Anyone using these, level 5 says it holds 25% more, Dewalt say 50% more??? Any help here would be great.


----------



## Stephen0220 (Dec 11, 2020)

Wondering the same thing, and considering buying some level 5 or dewalt boxes myself....


----------



## Mjaw (Nov 24, 2020)

Stephen0220 said:


> Wondering the same thing, and considering buying some level 5 or dewalt boxes myself....


I bought a few level 5 mega boxes then run fine and worth the few extra bucks


----------



## Shelwyn (Apr 10, 2015)

Just take into consideration Larger boxes are heavier. They're going to be filled with more material. Obviously that means there's less down time at the pump and more time at the wall but you will get fatigued faster.

Also you're employees won't like the larger boxes since they're heavier hahah.


----------



## Tonydif (May 8, 2021)

I ran Columbia's "Fat Boy" last week and I hated the extra weight. I started filling it 3/4 which defeats the purpose.


----------



## Shelwyn (Apr 10, 2015)

I used to run Columbia fat boys as well and they're heavy filled up that's for sure haha.


----------



## Tonydif (May 8, 2021)

What's price difference between DeWalt/Level5 vs TapeTech/Columbia ?


----------



## Mjaw (Nov 24, 2020)

Shelwyn said:


> I used to run Columbia fat boys as well and they're heavy filled up that's for sure haha.

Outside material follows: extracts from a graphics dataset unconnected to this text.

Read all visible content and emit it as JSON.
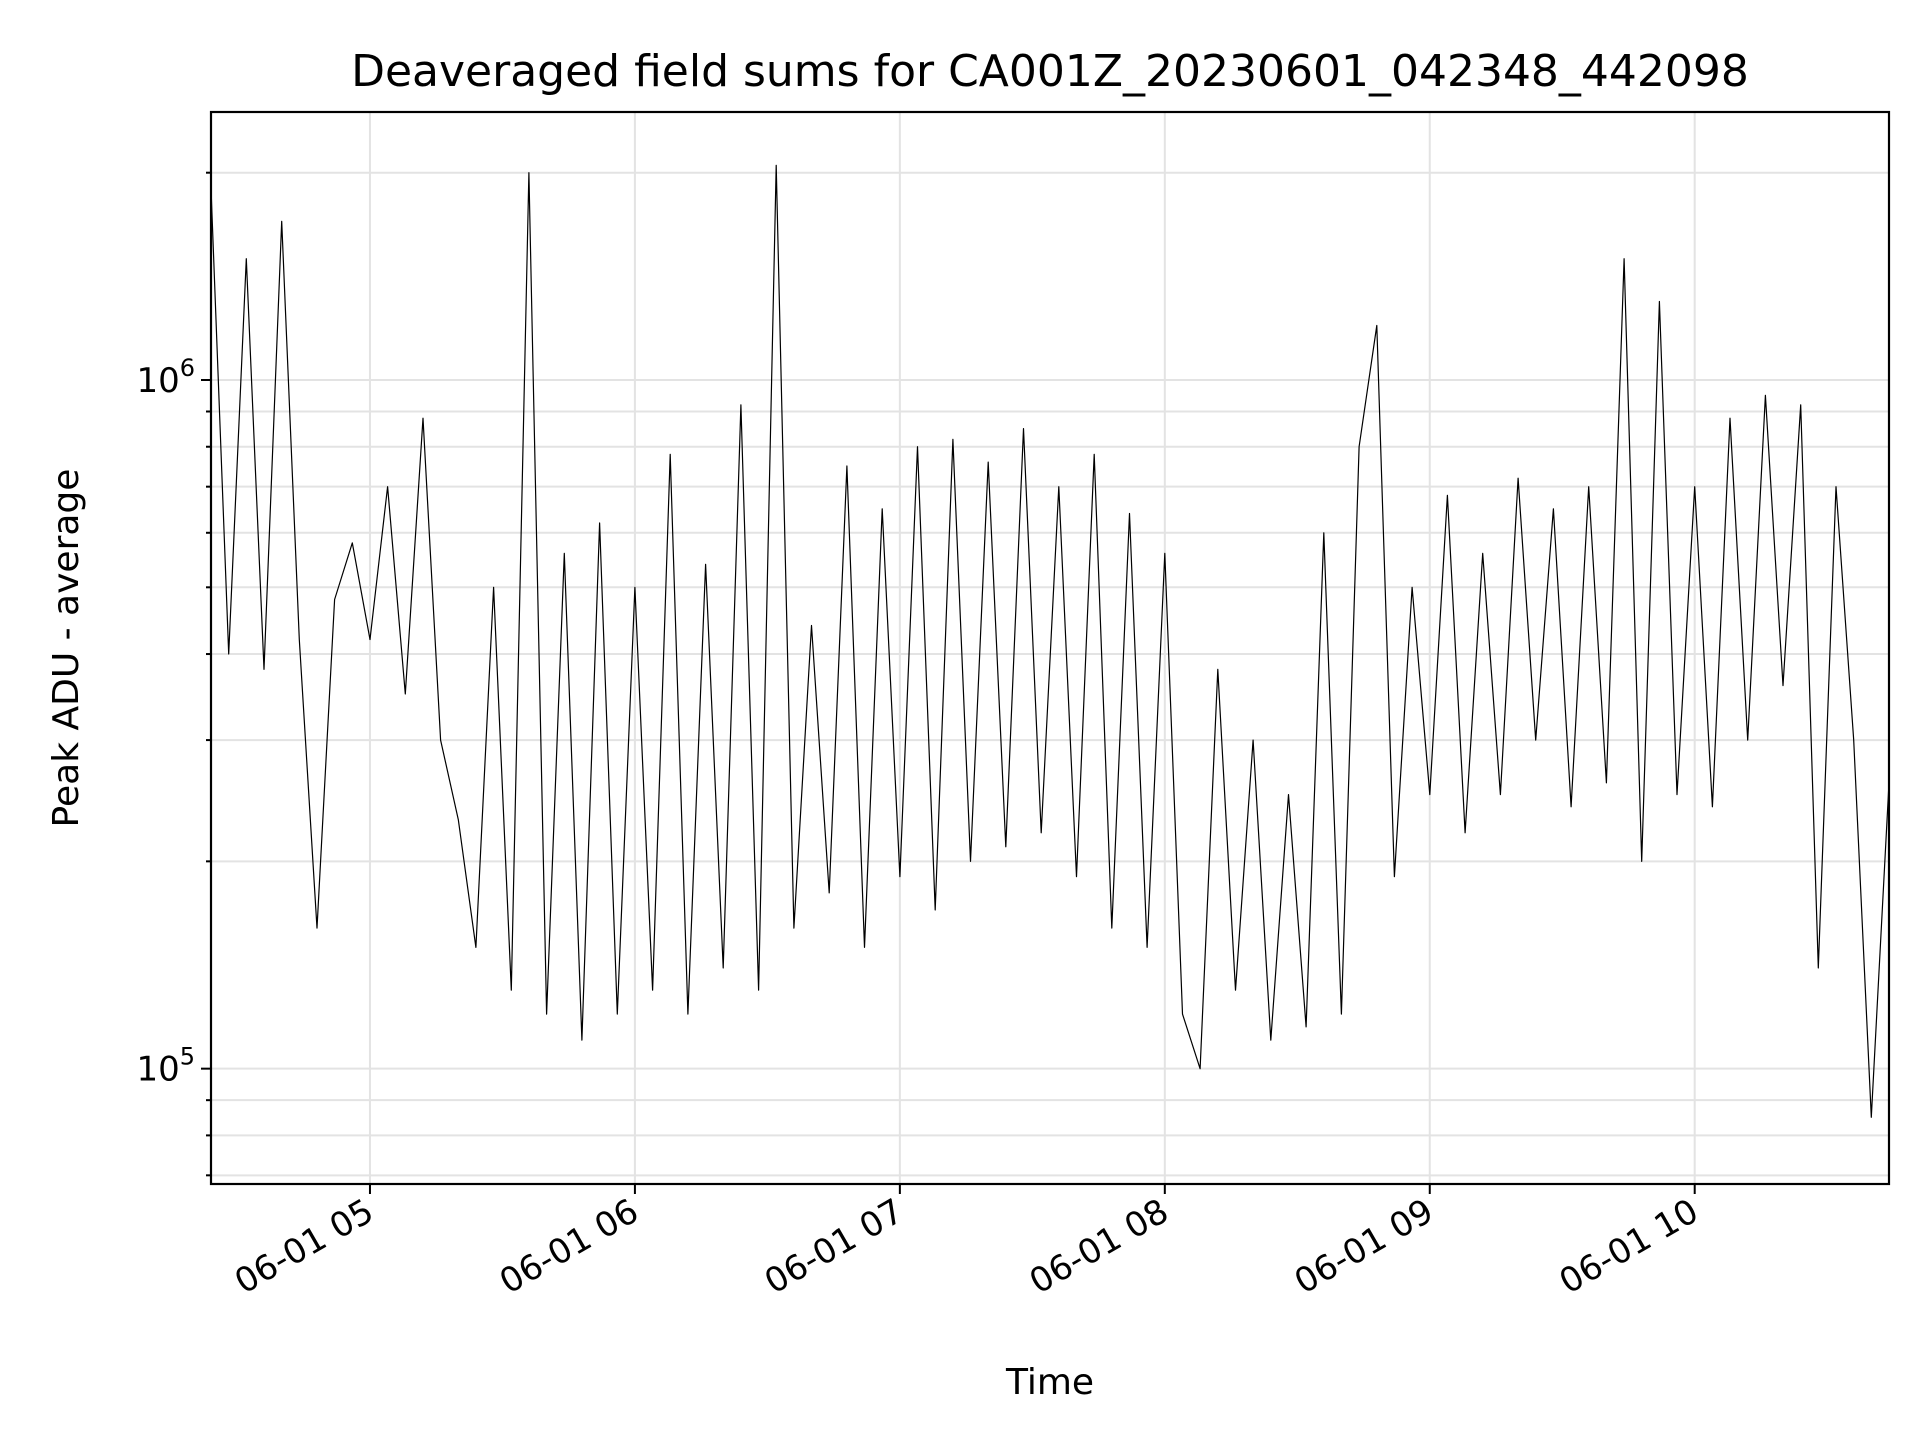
{
  "chart_data": {
    "type": "line",
    "title": "Deaveraged field sums for CA001Z_20230601_042348_442098",
    "xlabel": "Time",
    "ylabel": "Peak ADU - average",
    "yscale": "log",
    "ylim": [
      68000,
      2450000
    ],
    "xlim": [
      "2023-06-01 04:24",
      "2023-06-01 10:44"
    ],
    "grid": true,
    "x_ticks": [
      {
        "value": "2023-06-01 05:00",
        "label": "06-01 05"
      },
      {
        "value": "2023-06-01 06:00",
        "label": "06-01 06"
      },
      {
        "value": "2023-06-01 07:00",
        "label": "06-01 07"
      },
      {
        "value": "2023-06-01 08:00",
        "label": "06-01 08"
      },
      {
        "value": "2023-06-01 09:00",
        "label": "06-01 09"
      },
      {
        "value": "2023-06-01 10:00",
        "label": "06-01 10"
      }
    ],
    "y_ticks": [
      {
        "value": 100000,
        "base": "10",
        "exp": "5"
      },
      {
        "value": 1000000,
        "base": "10",
        "exp": "6"
      }
    ],
    "series": [
      {
        "color": "#000000",
        "x": [
          "2023-06-01 04:24",
          "2023-06-01 04:28",
          "2023-06-01 04:32",
          "2023-06-01 04:36",
          "2023-06-01 04:40",
          "2023-06-01 04:44",
          "2023-06-01 04:48",
          "2023-06-01 04:52",
          "2023-06-01 04:56",
          "2023-06-01 05:00",
          "2023-06-01 05:04",
          "2023-06-01 05:08",
          "2023-06-01 05:12",
          "2023-06-01 05:16",
          "2023-06-01 05:20",
          "2023-06-01 05:24",
          "2023-06-01 05:28",
          "2023-06-01 05:32",
          "2023-06-01 05:36",
          "2023-06-01 05:40",
          "2023-06-01 05:44",
          "2023-06-01 05:48",
          "2023-06-01 05:52",
          "2023-06-01 05:56",
          "2023-06-01 06:00",
          "2023-06-01 06:04",
          "2023-06-01 06:08",
          "2023-06-01 06:12",
          "2023-06-01 06:16",
          "2023-06-01 06:20",
          "2023-06-01 06:24",
          "2023-06-01 06:28",
          "2023-06-01 06:32",
          "2023-06-01 06:36",
          "2023-06-01 06:40",
          "2023-06-01 06:44",
          "2023-06-01 06:48",
          "2023-06-01 06:52",
          "2023-06-01 06:56",
          "2023-06-01 07:00",
          "2023-06-01 07:04",
          "2023-06-01 07:08",
          "2023-06-01 07:12",
          "2023-06-01 07:16",
          "2023-06-01 07:20",
          "2023-06-01 07:24",
          "2023-06-01 07:28",
          "2023-06-01 07:32",
          "2023-06-01 07:36",
          "2023-06-01 07:40",
          "2023-06-01 07:44",
          "2023-06-01 07:48",
          "2023-06-01 07:52",
          "2023-06-01 07:56",
          "2023-06-01 08:00",
          "2023-06-01 08:04",
          "2023-06-01 08:08",
          "2023-06-01 08:12",
          "2023-06-01 08:16",
          "2023-06-01 08:20",
          "2023-06-01 08:24",
          "2023-06-01 08:28",
          "2023-06-01 08:32",
          "2023-06-01 08:36",
          "2023-06-01 08:40",
          "2023-06-01 08:44",
          "2023-06-01 08:48",
          "2023-06-01 08:52",
          "2023-06-01 08:56",
          "2023-06-01 09:00",
          "2023-06-01 09:04",
          "2023-06-01 09:08",
          "2023-06-01 09:12",
          "2023-06-01 09:16",
          "2023-06-01 09:20",
          "2023-06-01 09:24",
          "2023-06-01 09:28",
          "2023-06-01 09:32",
          "2023-06-01 09:36",
          "2023-06-01 09:40",
          "2023-06-01 09:44",
          "2023-06-01 09:48",
          "2023-06-01 09:52",
          "2023-06-01 09:56",
          "2023-06-01 10:00",
          "2023-06-01 10:04",
          "2023-06-01 10:08",
          "2023-06-01 10:12",
          "2023-06-01 10:16",
          "2023-06-01 10:20",
          "2023-06-01 10:24",
          "2023-06-01 10:28",
          "2023-06-01 10:32",
          "2023-06-01 10:36",
          "2023-06-01 10:40",
          "2023-06-01 10:44"
        ],
        "values": [
          1900000,
          400000,
          1500000,
          380000,
          1700000,
          420000,
          160000,
          480000,
          580000,
          420000,
          700000,
          350000,
          880000,
          300000,
          230000,
          150000,
          500000,
          130000,
          2000000,
          120000,
          560000,
          110000,
          620000,
          120000,
          500000,
          130000,
          780000,
          120000,
          540000,
          140000,
          920000,
          130000,
          2050000,
          160000,
          440000,
          180000,
          750000,
          150000,
          650000,
          190000,
          800000,
          170000,
          820000,
          200000,
          760000,
          210000,
          850000,
          220000,
          700000,
          190000,
          780000,
          160000,
          640000,
          150000,
          560000,
          120000,
          100000,
          380000,
          130000,
          300000,
          110000,
          250000,
          115000,
          600000,
          120000,
          800000,
          1200000,
          190000,
          500000,
          250000,
          680000,
          220000,
          560000,
          250000,
          720000,
          300000,
          650000,
          240000,
          700000,
          260000,
          1500000,
          200000,
          1300000,
          250000,
          700000,
          240000,
          880000,
          300000,
          950000,
          360000,
          920000,
          140000,
          700000,
          300000,
          85000,
          260000
        ]
      }
    ]
  }
}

Yeah i agree, but there is a time and a place for oversize boxes. But it's not always.


----------



## Mjaw (Nov 24, 2020)

Shelwyn said:


> I used to run Columbia fat boys as well and they're heavy filled up that's for sure haha.


Yes a draw back but nice on long runs.


----------



## endo_alley (Nov 2, 2013)

Buy two 10" boxes and two 12" boxes of normal size. Two handles also. Have a laborer fill the empty box while you run the full one. He can keep refilling empty boxes. He can trace behind with a 12" knife too. Fast.


----------